Saturday, 13 February 2016

This Church is a Film Star: London's St. Bartholomew's

The Church of St Bartholomew the Great in the City of London is probably familiar to you.  Even if you have never been there in person, you almost surely have seen it on the big or little screen. It has been used in many popular films and TV shows, including Four Weddings and a Funeral, Shakespeare in Love, Amazing Grace, The Other Boleyn Girl, Richard II, and Robin Hood: Prince of Thieves

The church's stardom helps explain why it was the first parish church in England to charge tourists an entrance fee.  For a parish church it is quite large, which may explain its attraction to film-makers. Being in the heart of London doesn't hurt either.


The church, which stands just to the south of the famous meat market of Smithfield, dates from 1123, when a man of some wealth named Rahere, founded the Priory of St. Bartholomew, with an attached hospital. Rahere had recovered miraculously from a fever while on a pilgrimage to Rome, and in a dream the saint instructed him to set up a monastic foundation, or so said Rahere. 

The hospital, the oldest in London, is next door inside a high wall.

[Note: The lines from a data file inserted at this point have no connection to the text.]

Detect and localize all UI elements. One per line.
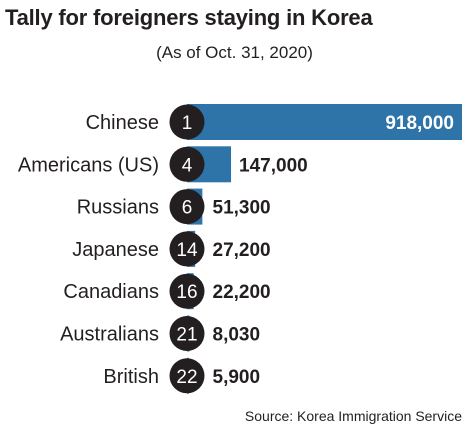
bar-0 xyxy=(187,104,462,140)
rank-label: 21 xyxy=(176,325,197,346)
rank-circle xyxy=(169,316,205,351)
rank-circle xyxy=(169,358,205,394)
category-label: Russians xyxy=(77,197,159,219)
chart-title: Tally for foreigners staying in Korea xyxy=(5,5,373,30)
value-label: 918,000 xyxy=(385,113,454,134)
rank-label: 1 xyxy=(182,113,193,134)
value-label: 147,000 xyxy=(239,155,308,176)
value-label: 5,900 xyxy=(213,367,261,388)
value-label: 22,200 xyxy=(213,282,271,303)
rank-label: 22 xyxy=(176,367,197,388)
rank-label: 16 xyxy=(176,282,197,303)
rank-circle xyxy=(169,273,205,309)
category-label: British xyxy=(103,366,159,388)
rank-label: 14 xyxy=(176,240,198,261)
rank-circle xyxy=(169,146,205,182)
rank-circle xyxy=(169,104,205,140)
rank-circle xyxy=(169,189,205,225)
rank-label: 4 xyxy=(182,155,193,176)
value-label: 51,300 xyxy=(213,198,271,219)
chart-subtitle: (As of Oct. 31, 2020) xyxy=(156,43,313,62)
value-label: 8,030 xyxy=(213,325,261,346)
source-note: Source: Korea Immigration Service xyxy=(244,408,462,424)
category-label: Canadians xyxy=(63,281,159,303)
value-label: 27,200 xyxy=(213,240,271,261)
category-label: Americans (US) xyxy=(18,154,159,176)
category-label: Chinese xyxy=(86,112,159,134)
category-label: Japanese xyxy=(72,239,159,261)
category-label: Australians xyxy=(60,324,159,346)
rank-circle xyxy=(169,231,205,267)
rank-label: 6 xyxy=(182,198,193,219)
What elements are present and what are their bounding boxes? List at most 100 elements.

The wall contains a memorial to William Wallace, Braveheart, who was executed for treason nearby, one of many people who met that fate here, including the heretics/martyrs burned under Bloody Mary. 

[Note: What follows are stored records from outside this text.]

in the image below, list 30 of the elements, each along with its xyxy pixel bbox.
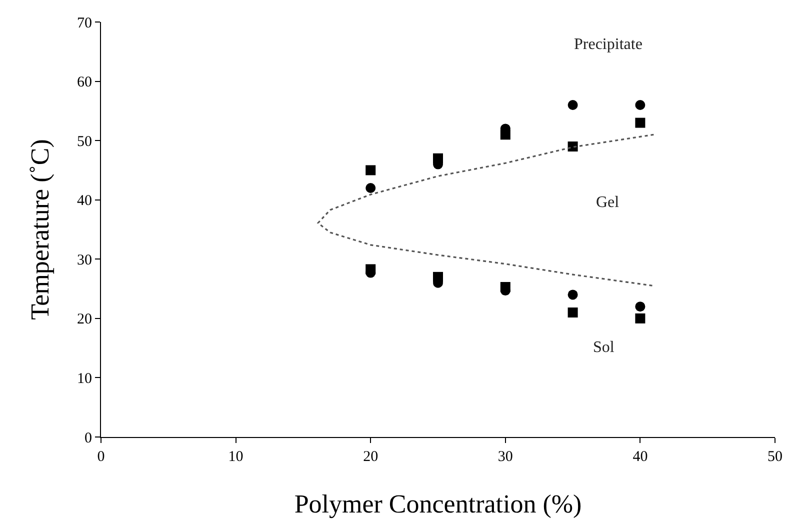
y-tick-label: 0 bbox=[84, 430, 92, 446]
point bbox=[366, 183, 376, 193]
point bbox=[635, 100, 646, 110]
point bbox=[635, 302, 646, 312]
x-axis-title: Polymer Concentration (%) bbox=[294, 490, 582, 519]
point bbox=[635, 313, 646, 324]
point bbox=[366, 165, 376, 176]
y-tick-label: 40 bbox=[77, 193, 92, 210]
x-tick-label: 30 bbox=[498, 449, 513, 465]
x-tick-label: 10 bbox=[228, 449, 244, 465]
y-tick-label: 30 bbox=[77, 252, 92, 268]
y-tick-label: 50 bbox=[77, 134, 92, 150]
annotation: Sol bbox=[593, 339, 615, 356]
x-tick-label: 0 bbox=[97, 449, 105, 465]
annotation: Gel bbox=[596, 194, 620, 211]
y-tick-label: 10 bbox=[77, 370, 92, 387]
annotation: Precipitate bbox=[574, 36, 642, 53]
x-tick-label: 40 bbox=[632, 449, 648, 465]
x-tick-label: 50 bbox=[768, 449, 782, 465]
x-tick-label: 20 bbox=[363, 449, 378, 465]
y-tick-label: 60 bbox=[77, 74, 92, 91]
point bbox=[568, 308, 578, 318]
y-tick-label: 70 bbox=[77, 15, 92, 32]
y-axis-title: Temperature (˚C) bbox=[25, 139, 54, 320]
point bbox=[568, 290, 578, 300]
line-series bbox=[317, 134, 654, 287]
point bbox=[635, 118, 646, 128]
point bbox=[568, 100, 578, 110]
y-tick-label: 20 bbox=[77, 312, 92, 328]
point bbox=[568, 142, 578, 152]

A statue of Henry VIII, father of Bloody Mary and Elizabeth I, stands over the entrance gate to the hospital, legs splayed, looking very kingly indeed. The statue was his reward for dissolving the monastic foundations and giving the hospital to the City. 


Since Henry’s time the hospital has been a secular establishment, known affectionately as “Bart’s.”  Another interesting and just as old church sits inside the hospital walls known as St. Bartholomew the Less. The “Less” is not a put-down, but was coined to distinguish it from its larger namesake nearby. Both are part of the same parish of the Church of England today.


How convenient. In one little place, you might be cured of illness (not likely), executed (more likely), and given the necessary rites to speed your way to heaven (unlikely).

Just to the south of Bart's Hospital lies the former site of London’s notorious Newgate Prison, now replaced by the Central Criminal Court. But that is another story.